1997 B.C. Intell. Prop. & Tech. F. 110502
Courts Rule That Georgia and New York Internet Censorship Laws Are Unconstitutional
Following the enactment of the Federal Communication Decency Act (CDA), eleven states have passed laws regulating content on the Internet. These laws were challenged in federal district courts in two states this past summer.

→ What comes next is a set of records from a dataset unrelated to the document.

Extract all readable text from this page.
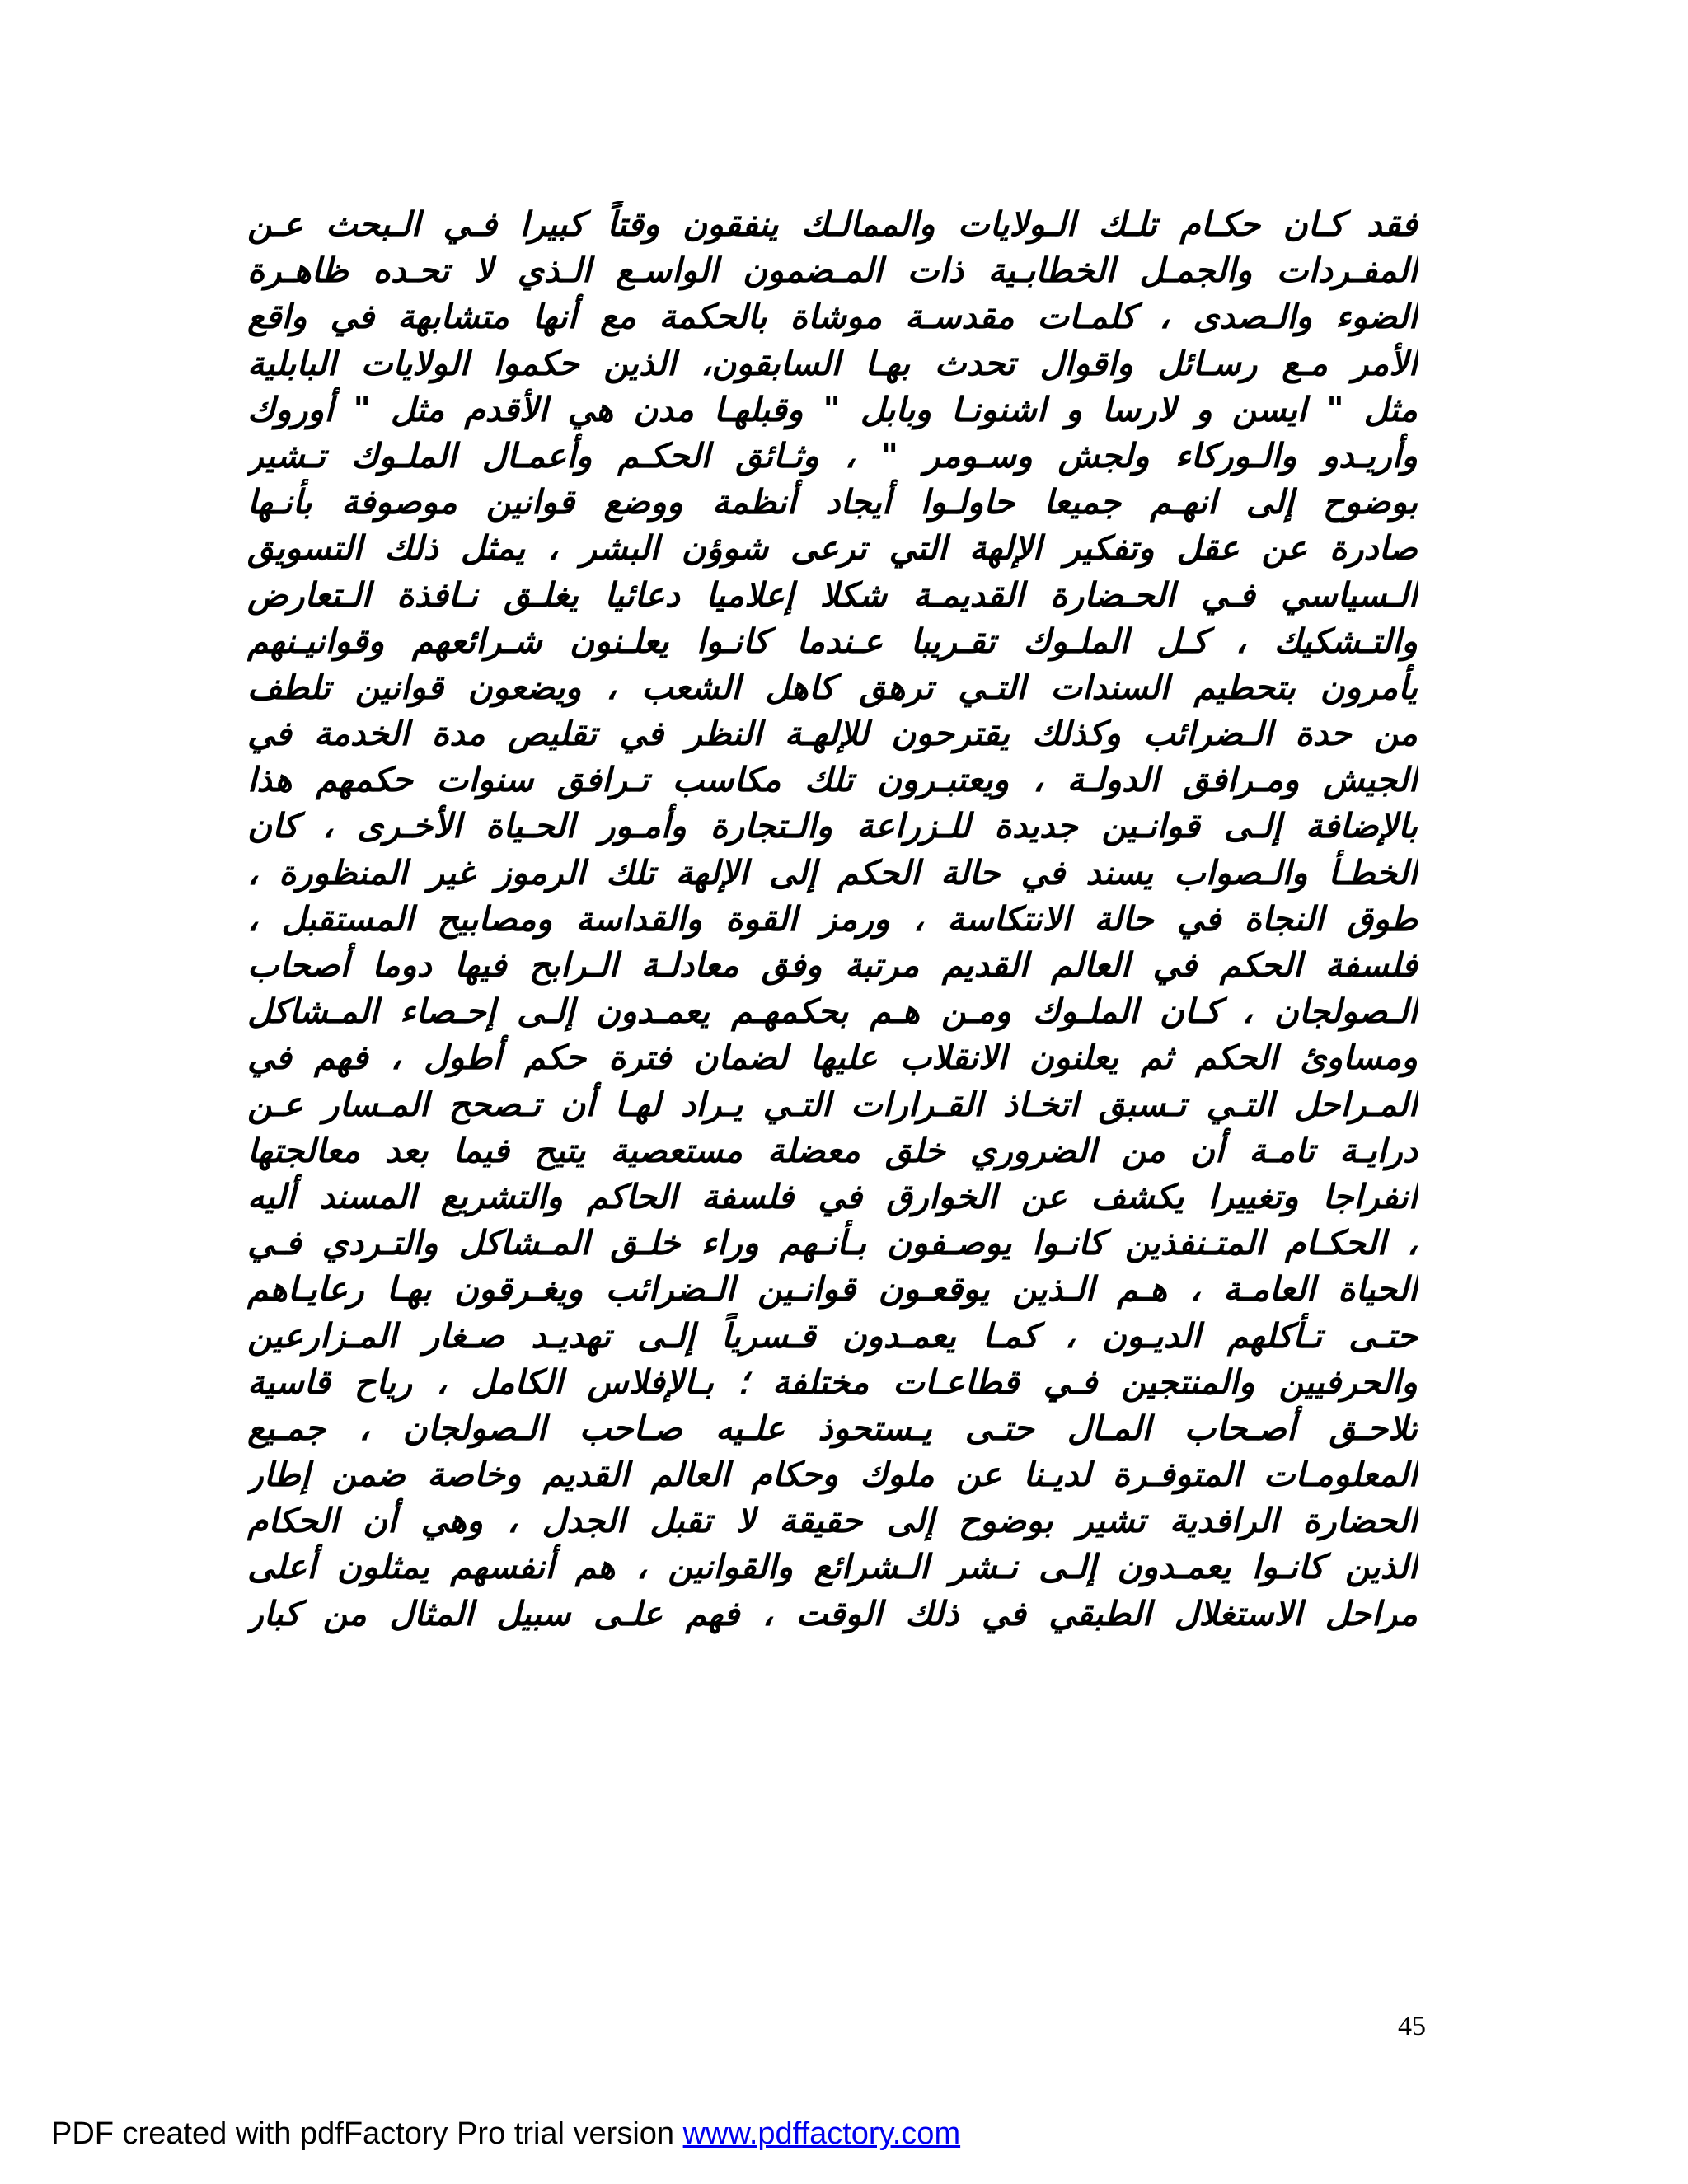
فقد كـان حكـام تلـك الـولايات والممالـك ينفقون وقتاً كبيرا فـي الـبحث عـن
المفـردات والجمـل الخطابـية ذات المـضمون الواسـع الـذي لا تحـده ظاهـرة
الضوء والـصدى ، كلمـات مقدسـة موشاة بالحكمة مع أنها متشابهة في واقع
الأمر مـع رسـائل واقوال تحدث بهـا السابقون، الذين حكموا الولايات البابلية
مثل " ايسن و لارسا و اشنونـا وبابل " وقبلهـا مدن هي الأقدم مثل " أوروك
وأريـدو والـوركاء ولجش وسـومر " ، وثـائق الحكـم وأعمـال الملـوك تـشير
بوضوح إلى انهـم جميعا حاولـوا أيجاد أنظمة ووضع قوانين موصوفة بأنـها
صادرة عن عقل وتفكير الإلهة التي ترعى شوؤن البشر ، يمثل ذلك التسويق
الـسياسي فـي الحـضارة القديمـة شكلا إعلاميا دعائيا يغلـق نـافذة الـتعارض
والتـشكيك ، كـل الملـوك تقـريبا عـندما كانـوا يعلـنون شـرائعهم وقوانيـنهم
يأمرون بتحطيم السندات التـي ترهق كاهل الشعب ، ويضعون قوانين تلطف
من حدة الـضرائب وكذلك يقترحون للإلهـة النظر في تقليص مدة الخدمة في
الجيش ومـرافق الدولـة ، ويعتبـرون تلك مكاسب تـرافق سنوات حكمهم هذا
بالإضافة إلـى قوانـين جديدة للـزراعة والـتجارة وأمـور الحـياة الأخـرى ، كان
الخطـأ والـصواب يسند في حالة الحكم إلى الإلهة تلك الرموز غير المنظورة ،
طوق النجاة في حالة الانتكاسة ، ورمز القوة والقداسة ومصابيح المستقبل ،
فلسفة الحكم في العالم القديم مرتبة وفق معادلـة الـرابح فيها دوما أصحاب
الـصولجان ، كـان الملـوك ومـن هـم بحكمهـم يعمـدون إلـى إحـصاء المـشاكل
ومساوئ الحكم ثم يعلنون الانقلاب عليها لضمان فترة حكم أطول ، فهم في
المـراحل التـي تـسبق اتخـاذ القـرارات التـي يـراد لهـا أن تـصحح المـسار عـن
درايـة تامـة أن من الضروري خلق معضلة مستعصية يتيح فيما بعد معالجتها
انفراجا وتغييرا يكشف عن الخوارق في فلسفة الحاكم والتشريع المسند أليه
، الحكـام المتـنفذين كانـوا يوصـفون بـأنـهم وراء خلـق المـشاكل والتـردي فـي
الحياة العامـة ، هـم الـذين يوقعـون قوانـين الـضرائب ويغـرقون بهـا رعايـاهم
حتـى تـأكلهم الديـون ، كمـا يعمـدون قـسرياً إلـى تهديـد صـغار المـزارعين
والحرفيين والمنتجين فـي قطاعـات مختلفة ؛ بـالإفلاس الكامل ، رياح قاسية
تلاحـق أصـحاب المـال حتـى يـستحوذ علـيه صـاحب الـصولجان ، جمـيع
المعلومـات المتوفـرة لديـنا عن ملوك وحكام العالم القديم وخاصة ضمن إطار
الحضارة الرافدية تشير بوضوح إلى حقيقة لا تقبل الجدل ، وهي أن الحكام
الذين كانـوا يعمـدون إلـى نـشر الـشرائع والقوانين ، هم أنفسهم يمثلون أعلى
مراحل الاستغلال الطبقي في ذلك الوقت ، فهم علـى سبيل المثال من كبار
45
PDF created with pdfFactory Pro trial version www.pdffactory.com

In ACLU v. Miller, Federal District Court Judge Marvin Shoob issued a permanent injunction preventing enforcement of a Georgia law which prohibited anonymous speech and the use of trademarks as links on the World Wide Web. 1997 WL 552487 (N.D.Ga.). The court noted that Georgia had a compelling state interest to prevent fraud and dilution of trademarks, but found that the law was unconstitutionally vague and restricted protected speech. See id at 4. The court stated that "the act prohibits such protected speech as the use of false identification to avoid social ostracism, to prevent discrimination and harassment, and to protect privacy, as well as the use of trade names or logos in non-commercial educational speech, news, and commentary-a prohibition with well-recognized First Amendment problems." See id.

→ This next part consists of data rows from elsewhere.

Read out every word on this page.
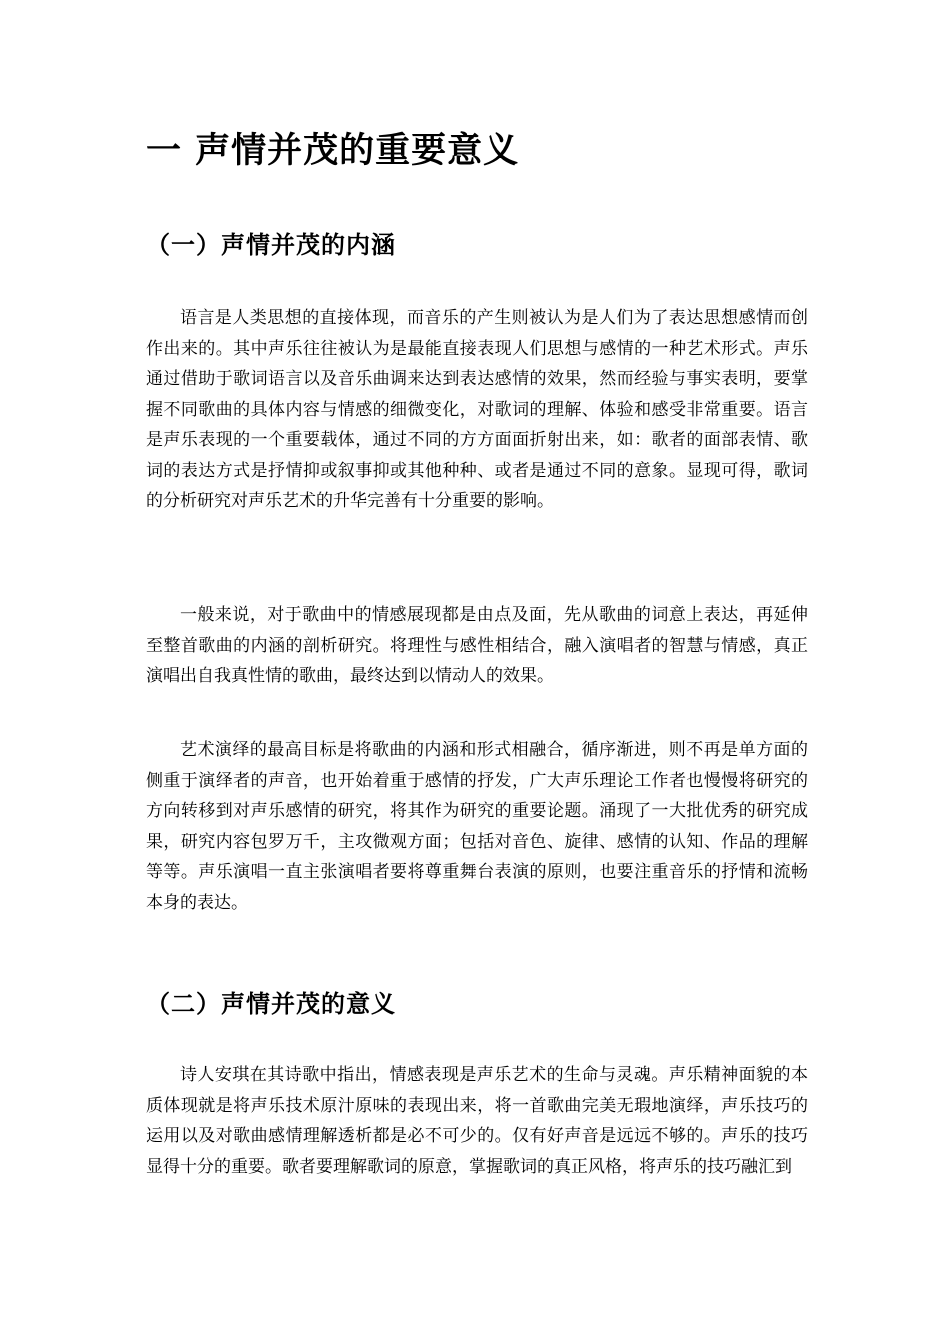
一 声情并茂的重要意义
（一）声情并茂的内涵

语言是人类思想的直接体现，而音乐的产生则被认为是人们为了表达思想感情而创作出来的。其中声乐往往被认为是最能直接表现人们思想与感情的一种艺术形式。声乐通过借助于歌词语言以及音乐曲调来达到表达感情的效果，然而经验与事实表明，要掌握不同歌曲的具体内容与情感的细微变化，对歌词的理解、体验和感受非常重要。语言是声乐表现的一个重要载体，通过不同的方方面面折射出来，如：歌者的面部表情、歌词的表达方式是抒情抑或叙事抑或其他种种、或者是通过不同的意象。显现可得，歌词的分析研究对声乐艺术的升华完善有十分重要的影响。

一般来说，对于歌曲中的情感展现都是由点及面，先从歌曲的词意上表达，再延伸至整首歌曲的内涵的剖析研究。将理性与感性相结合，融入演唱者的智慧与情感，真正演唱出自我真性情的歌曲，最终达到以情动人的效果。

艺术演绎的最高目标是将歌曲的内涵和形式相融合，循序渐进，则不再是单方面的侧重于演绎者的声音，也开始着重于感情的抒发，广大声乐理论工作者也慢慢将研究的方向转移到对声乐感情的研究，将其作为研究的重要论题。涌现了一大批优秀的研究成果，研究内容包罗万千，主攻微观方面；包括对音色、旋律、感情的认知、作品的理解等等。声乐演唱一直主张演唱者要将尊重舞台表演的原则，也要注重音乐的抒情和流畅本身的表达。

（二）声情并茂的意义

诗人安琪在其诗歌中指出，情感表现是声乐艺术的生命与灵魂。声乐精神面貌的本质体现就是将声乐技术原汁原味的表现出来，将一首歌曲完美无瑕地演绎，声乐技巧的运用以及对歌曲感情理解透析都是必不可少的。仅有好声音是远远不够的。声乐的技巧显得十分的重要。歌者要理解歌词的原意，掌握歌词的真正风格，将声乐的技巧融汇到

In American Library Association v. Pataki, Judge Loretta A. Preska did not reach the First Amendment problems with New York's version of the CDA. 969 F.Supp. 160 (S.D.N.Y. 1997). The New York Federal District Court ruled that New York's law violated the Commerce Clause of the United States Constitution because it placed an undue burden on interstate commerce. The court noted two major problems with state regulation of the Internet. First, the unique nature of the Internet makes it virtually impossible to distinguish geographic boundaries which limit and give notice of the state's jurisdictional power. See id at 168. Second, inconsistent state regulation would inhibit the growth of the Internet. See id at 169. The court also recognized that the burden on interstate commerce outweighed any potential local benefit derived from the law. See id.
Along with the decision handed down by the Supreme Court in Reno v. ACLU, 117 S.Ct. 2329 (June 26, 1997), these cases hold that a state cannot regulate content on the Internet because of First Amendment and federalism limitations. These cases will help pending lawsuits and spur on new lawsuits to invalidate state regulation of content on the Internet.

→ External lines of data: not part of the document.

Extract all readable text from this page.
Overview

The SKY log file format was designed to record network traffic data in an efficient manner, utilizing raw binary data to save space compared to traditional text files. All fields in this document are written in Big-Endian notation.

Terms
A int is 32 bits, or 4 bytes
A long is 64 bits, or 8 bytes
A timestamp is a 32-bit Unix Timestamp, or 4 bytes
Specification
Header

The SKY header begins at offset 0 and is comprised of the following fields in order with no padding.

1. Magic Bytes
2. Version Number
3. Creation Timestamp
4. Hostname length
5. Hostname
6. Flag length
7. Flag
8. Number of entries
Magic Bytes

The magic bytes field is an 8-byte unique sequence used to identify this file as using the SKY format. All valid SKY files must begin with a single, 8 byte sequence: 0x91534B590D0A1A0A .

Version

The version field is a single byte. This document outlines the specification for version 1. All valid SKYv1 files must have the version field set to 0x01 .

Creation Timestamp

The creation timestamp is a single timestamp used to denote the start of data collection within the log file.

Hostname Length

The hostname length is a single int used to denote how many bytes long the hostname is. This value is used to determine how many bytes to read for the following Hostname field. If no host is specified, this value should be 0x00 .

One such lawsuit is Urofsky, et al. v. Allen, which was filed on May 8, 1997 in federal district court in Eastern Virginia. Six university professors are challenging a Virginia law which bans the use of the state's information infrastructure to access or download materials with "sexually explicit material." The law requires that state employees who wish to download, post, transmit, or store sexually explicit material on their computers must seek prior written permission from agency executives. VA. CODE ANN. § 2.1-804-806 (Michie 1996). The complaint alleges that the law impedes their academic research and imposes an unconstitutional prior restraint on protected speech. Final resolution has not yet been reached in this case.